While I might question how much he actually uses regular expressions
if the set of [<literal>, .(period), ^, $, *] makes up 95% of his
usage, the context is important, and it's obvious that a "full and
true regular expression parser" was never claimed in The Practice of
Programming, as evidenced by this quote from that section:
"For full regular expressions, with parentheses and alternatives, the
implementation must be more sophisticated, but can use some of the
techniques we'll talk about later in this chapter."
I'm inclined to side with Kernighan on this one. When viewed in
Not me.
context, the code is indeed a beautiful piece of work for what it
does. You seem to be critiquing it in terms of production code rather
than a rudimentary implementation of regular expressions in a chapter
section describing how regular expressions are a simplifying notation.
Nope. Actually, I could have written a complete parser using the truly
beautiful and simple syntax of ALL regular expressions presented in my
automata class by the head of the department.
Look, I don't want to offend Kernighan. I met him at Princeton, he
remembers me with neutrality if not fondness (probably not the latter)
and he's responded to my emails recently.
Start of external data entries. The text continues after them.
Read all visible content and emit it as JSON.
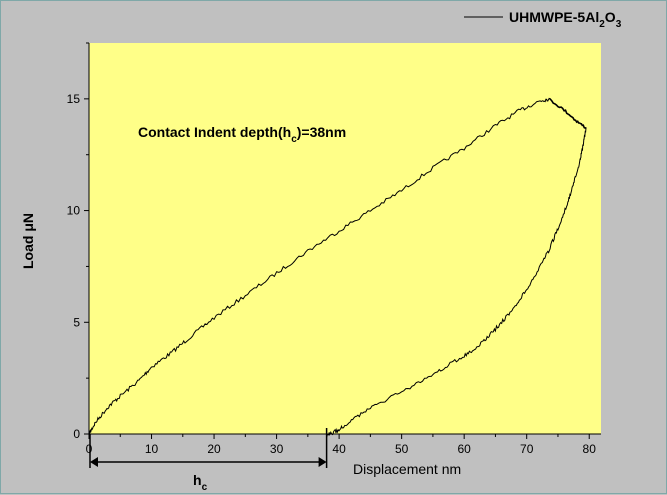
{
  "chart_data": {
    "type": "line",
    "xlabel": "Displacement nm",
    "ylabel": "Load μN",
    "xlim": [
      0,
      80
    ],
    "ylim": [
      0,
      17.5
    ],
    "xticks": [
      "0",
      "10",
      "20",
      "30",
      "40",
      "50",
      "60",
      "70",
      "80"
    ],
    "yticks": [
      "0",
      "5",
      "10",
      "15"
    ],
    "legend_placement": "top-right",
    "plot_background": "#ffff88",
    "line_color": "#000000",
    "series": [
      {
        "name": "UHMWPE-5Al₂O₃",
        "loading": {
          "x": [
            0,
            1,
            3,
            5,
            8,
            10,
            13,
            16,
            20,
            25,
            30,
            35,
            40,
            45,
            50,
            55,
            60,
            65,
            69,
            72,
            73.5
          ],
          "y": [
            0,
            0.5,
            1.2,
            1.7,
            2.4,
            3.0,
            3.6,
            4.3,
            5.2,
            6.2,
            7.2,
            8.2,
            9.1,
            10.0,
            10.9,
            11.9,
            12.8,
            13.8,
            14.5,
            14.9,
            15.0
          ]
        },
        "holding": {
          "x": [
            73.5,
            76,
            78,
            79.5
          ],
          "y": [
            15.0,
            14.5,
            14.0,
            13.7
          ]
        },
        "unloading": {
          "x": [
            79.5,
            79,
            78.5,
            77.5,
            76.5,
            75,
            73.5,
            72,
            70,
            68,
            66,
            64,
            62,
            60,
            57,
            54,
            50,
            46,
            43,
            40.5,
            39,
            38
          ],
          "y": [
            13.7,
            12.9,
            12.2,
            11.2,
            10.3,
            9.2,
            8.2,
            7.4,
            6.5,
            5.6,
            5.0,
            4.4,
            3.9,
            3.5,
            3.0,
            2.5,
            1.9,
            1.3,
            0.8,
            0.3,
            0.05,
            0
          ]
        }
      }
    ],
    "annotations": {
      "contact_text_a": "Contact Indent depth(h",
      "contact_text_sub": "c",
      "contact_text_b": ")=38nm",
      "hc_label": "h",
      "hc_sub": "c",
      "hc_range": [
        0,
        38
      ]
    }
  },
  "legend": {
    "text_a": "UHMWPE-5Al",
    "sub_1": "2",
    "text_b": "O",
    "sub_2": "3"
  }
}
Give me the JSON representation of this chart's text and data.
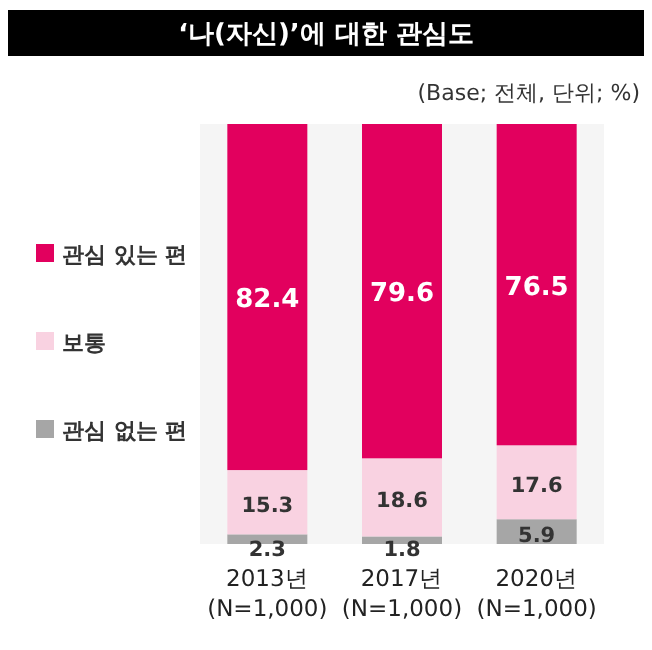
{
  "chart_data": {
    "type": "bar",
    "stacked": true,
    "data_labels": true,
    "legend": "left",
    "title": "‘나(자신)’에 대한 관심도",
    "subtitle": "(Base; 전체, 단위; %)",
    "categories": [
      "2013년\n(N=1,000)",
      "2017년\n(N=1,000)",
      "2020년\n(N=1,000)"
    ],
    "series": [
      {
        "name": "관심 없는 편",
        "color": "#a6a6a6",
        "values": [
          2.3,
          1.8,
          5.9
        ]
      },
      {
        "name": "보통",
        "color": "#f9d2e1",
        "values": [
          15.3,
          18.6,
          17.6
        ]
      },
      {
        "name": "관심 있는 편",
        "color": "#e2005e",
        "values": [
          82.4,
          79.6,
          76.5
        ]
      }
    ]
  }
}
I shall ask him to weigh in
here, but don't bet on it.
If you call Pike's crude solution "beautiful", you're corrupting
people and producing "programmers" who GET LAID OFF AT THIRTY, and who
cannot find another job or learn new languages on their own, and who
wind up saying "Welcome to Costco, I love you, welcome to Costco, I
love you" for the rest of their lives.
We need discourse other than the loud mouth of money: the health
insurance crisis is being created by the greed of insurance companies.